One of the many downsides of this problem is that I have no friends to commiserate with. I had what I thought were a lot of friends, once upon a time. Some were the ex’s, so she got them in the breakup many moons ago. Others drifted away. Some moved. I moved too, and the physical distance eventually translated into an emotional one. I tried keeping in contact with some, even if they became like strangers to me, their emails like a Christmas mailing list catching me up with their family members, their spouses & children, some of whom I had never even met.
I moved from a northern, semi-liberal city to a small southern city, and failed to make besties right away, which was unfortunate. I quickly came down with a disease that, at first, made it difficult to go out and meet people, then to hold a full-time job, then to hold a part time job. After years of caring for my sick mother, and a lot of time in and out of the hospital myself, I now I spend most of my time in a wheelchair, without the money or means to go anywhere. I haven’t dated in 15 years, and I never will again.
I have one real friend left, whom I’ve known for 30 years. He, somewhat ironically, lives in that semi-liberal northern city. Best friends. We got along great, vacationed together, etc. Like brothers from another mother. He started listening to talk radio in the 90’s, and then when Sept 11th happened, he went full Fox News. I wasn’t political at the time, but he’s my friend, so I started listening to Rush and the local Rush wanna-be, then later, watching Glenn Beck. Whereas he bought into them wholeheartedly, I did not. I found holes in their logic, leaps of logic, assumptions, etc. They were angry, and wanted me to be angry too, but they never sold me on it.

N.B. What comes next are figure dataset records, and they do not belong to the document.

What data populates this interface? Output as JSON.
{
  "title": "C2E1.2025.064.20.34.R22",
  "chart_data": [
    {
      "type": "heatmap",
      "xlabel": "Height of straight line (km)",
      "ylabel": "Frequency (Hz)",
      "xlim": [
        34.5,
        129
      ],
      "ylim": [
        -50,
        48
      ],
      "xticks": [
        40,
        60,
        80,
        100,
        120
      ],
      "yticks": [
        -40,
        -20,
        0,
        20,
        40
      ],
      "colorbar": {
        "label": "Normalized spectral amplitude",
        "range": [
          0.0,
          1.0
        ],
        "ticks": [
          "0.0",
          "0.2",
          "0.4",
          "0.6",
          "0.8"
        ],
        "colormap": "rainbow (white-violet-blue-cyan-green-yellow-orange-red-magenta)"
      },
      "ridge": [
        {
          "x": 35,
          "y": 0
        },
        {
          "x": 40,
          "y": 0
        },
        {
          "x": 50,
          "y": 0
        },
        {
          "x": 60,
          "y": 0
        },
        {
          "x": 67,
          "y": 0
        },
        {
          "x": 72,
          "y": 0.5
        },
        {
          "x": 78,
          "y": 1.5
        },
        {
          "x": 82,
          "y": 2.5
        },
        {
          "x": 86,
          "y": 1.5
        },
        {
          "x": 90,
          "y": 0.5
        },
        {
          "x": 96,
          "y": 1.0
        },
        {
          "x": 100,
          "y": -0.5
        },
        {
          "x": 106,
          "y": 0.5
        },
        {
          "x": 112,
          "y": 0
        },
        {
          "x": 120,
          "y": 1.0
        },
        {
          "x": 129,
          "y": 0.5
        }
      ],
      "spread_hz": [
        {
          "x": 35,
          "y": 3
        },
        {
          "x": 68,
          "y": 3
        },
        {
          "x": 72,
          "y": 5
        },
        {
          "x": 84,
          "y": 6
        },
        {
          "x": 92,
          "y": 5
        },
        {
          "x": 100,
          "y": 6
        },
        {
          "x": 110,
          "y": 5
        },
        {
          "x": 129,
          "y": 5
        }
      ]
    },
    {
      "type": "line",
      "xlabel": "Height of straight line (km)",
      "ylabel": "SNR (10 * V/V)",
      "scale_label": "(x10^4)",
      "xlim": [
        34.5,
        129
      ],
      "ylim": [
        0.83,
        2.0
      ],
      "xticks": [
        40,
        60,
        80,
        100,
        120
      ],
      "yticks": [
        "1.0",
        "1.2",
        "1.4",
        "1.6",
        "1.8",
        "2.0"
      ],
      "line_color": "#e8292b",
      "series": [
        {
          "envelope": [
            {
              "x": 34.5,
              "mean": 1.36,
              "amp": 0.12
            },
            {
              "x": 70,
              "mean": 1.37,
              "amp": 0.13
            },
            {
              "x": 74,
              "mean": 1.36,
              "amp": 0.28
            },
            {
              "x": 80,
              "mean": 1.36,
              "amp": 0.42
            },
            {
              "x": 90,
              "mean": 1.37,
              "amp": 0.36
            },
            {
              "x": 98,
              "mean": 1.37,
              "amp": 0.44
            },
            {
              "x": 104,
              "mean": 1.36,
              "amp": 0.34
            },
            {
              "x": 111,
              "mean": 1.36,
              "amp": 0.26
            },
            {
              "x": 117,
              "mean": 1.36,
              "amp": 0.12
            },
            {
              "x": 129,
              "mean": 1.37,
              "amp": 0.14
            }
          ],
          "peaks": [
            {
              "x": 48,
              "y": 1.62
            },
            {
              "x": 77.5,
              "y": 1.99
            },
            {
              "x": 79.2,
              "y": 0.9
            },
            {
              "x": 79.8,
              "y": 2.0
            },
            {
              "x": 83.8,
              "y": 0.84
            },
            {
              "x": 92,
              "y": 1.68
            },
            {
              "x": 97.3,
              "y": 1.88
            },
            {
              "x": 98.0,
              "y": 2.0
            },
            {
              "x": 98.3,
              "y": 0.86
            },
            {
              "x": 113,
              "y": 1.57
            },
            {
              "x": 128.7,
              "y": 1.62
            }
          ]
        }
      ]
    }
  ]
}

Our political divide has been problematic for a long time, and the physical one probably doesn’t help either. Sometimes it’s just hard to fully communicate when you’re not in-person. About 10 years back, we had yet another argument and I cut off contact, exasperated, feeling at last that it was a lost cause. Our worldview had diverged too much, and I grew tired of him arguing viewpoints I thought he should have dismissed as foolish at best, politically/economically motivated lies at worst. A couple years later, for reasons, we started talking again. It went pretty well, but I tried to insist that we not talk about politics. Unfortunately, it seems now that EVERYTHING is politics, and he supports our president, whereas I am no fan of his. He keeps bringing up sensitive political subjects - which again, seems to be everything these days - and getting mad when I ask him to stop, or I argue with him. He says I’m, “triggered.”
He has his beliefs, I have mine. I take great pains to not bring up mine, but him, not so much. I feel like we make each other miserable. When we avoid politics, we still get along great, be we can’t for long. If one of us doesn’t tell the other to piss off soon, I think were just gonna drift apart anyway. I don’t want this, but short of letting him spout incorrect/potentially damaging nonsense uncontested (something I’m morally against), I’m limited in options. I don’t know what’s worse - continuing with this sad shell of a once-great friendship, or cutting things off and going it alone. Neither are appealing.
So there you go. My bitch-fest. Thanks for being my. . .surrogate? Single serving? . . . friend.